The Cannes Lions Festival is one of the main highlights of the year for the advertising industry. Held every year in the city of Cannes the event is the place to meet, network and celebrate for 12,000 professionals working in creative communications, whether they be creatives, marketers, technologists or media specialists. 2014 saw delegates attending from 94 countries.
Amongst all the awards, the
Creative Effectiveness Award is one of the most coveted prizes of the festival. This is awarded to a previously shortlisted or awarded creative campaign, which shows a measurable and proven impact on a client’s business. This year, the Grand Prix for this category went to McCann Melbourne’s
V/Line. The campaign used both Press and Outdoor advertising to display humorous and eye-catching creatives, encouraging visits to their ‘Guilt Trips’ microsite. The combination of traditional media early in the campaign with social media spinoffs increased off-peak sales by 15% generating $4 million in additional revenue and exceeding the KPI by 167%.
Changing Trends
Each year WARC carries out an analysis of the media-mix of the shortlisted campaigns within Creative Effectiveness Lions. Their latest report highlights that 2014 was a game-changing year as some of the “traditional” patterns of media-mix were inverted.
Media Mix
The outstanding change was that the dominance of TV decreased, from being the number 1 channel used by 83% of the shortlisted entries in 2013 to being used by only 58% of shortlisted entries in 2014. Moving up to take the top spots in 2014 were Social Media with 100% usage and Out-of-Home advertising with 92% usage among the shortlisted entries.
Creative Strategies
Humour, Emotional Engagement and Storytelling were among the key creative strategies amongst the 80 entries in the Cannes Lions Creative Effectiveness Lions.
Metrics of Success
Generating Buzz leapfrogged from 4
th to 1
th place as the key target measure of success in 2014, overtaking Building Brand Equity, which dropped from number 1 in 2013 to number 4 in 2014.
Harnessing the Media-mix
Overall, the entries showed that the 2014 participants used fewer media than in the previous years. Traditional channels, particularly outdoor, were used to draw attention towards owned and earned social media, which in turn was used to amplify the effectiveness of the campaign. The results showed that Outdoor advertising was used to increase the originality and emotional feel of a campaign and therefore to generate more buzz.

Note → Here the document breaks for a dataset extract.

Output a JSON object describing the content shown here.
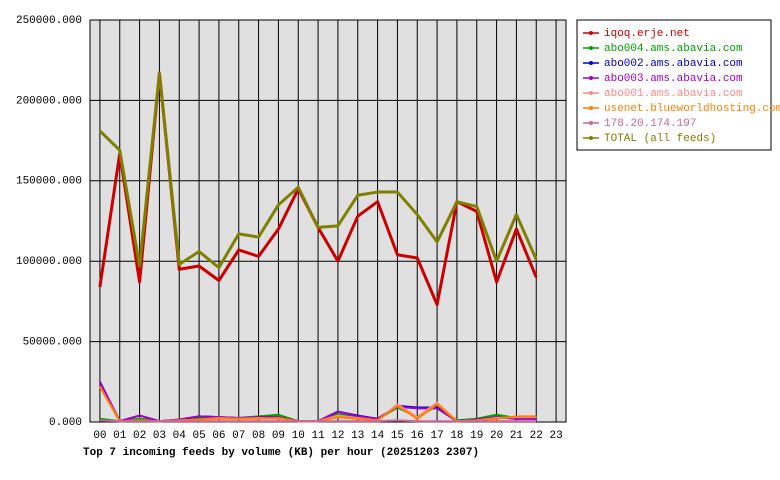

It is clear that the right mix of media is far more powerful than any one medium alone. There are many campaigns that demonstrate the strong synergy between Outdoor and social media, not least through Outdoor’s ability to tap into consumer’s on-the-go by linking with smartphone technologies.
Outdoor and smartphones offer brands the perfect route from public to private, facilitating the close engagement most brands strive to achieve.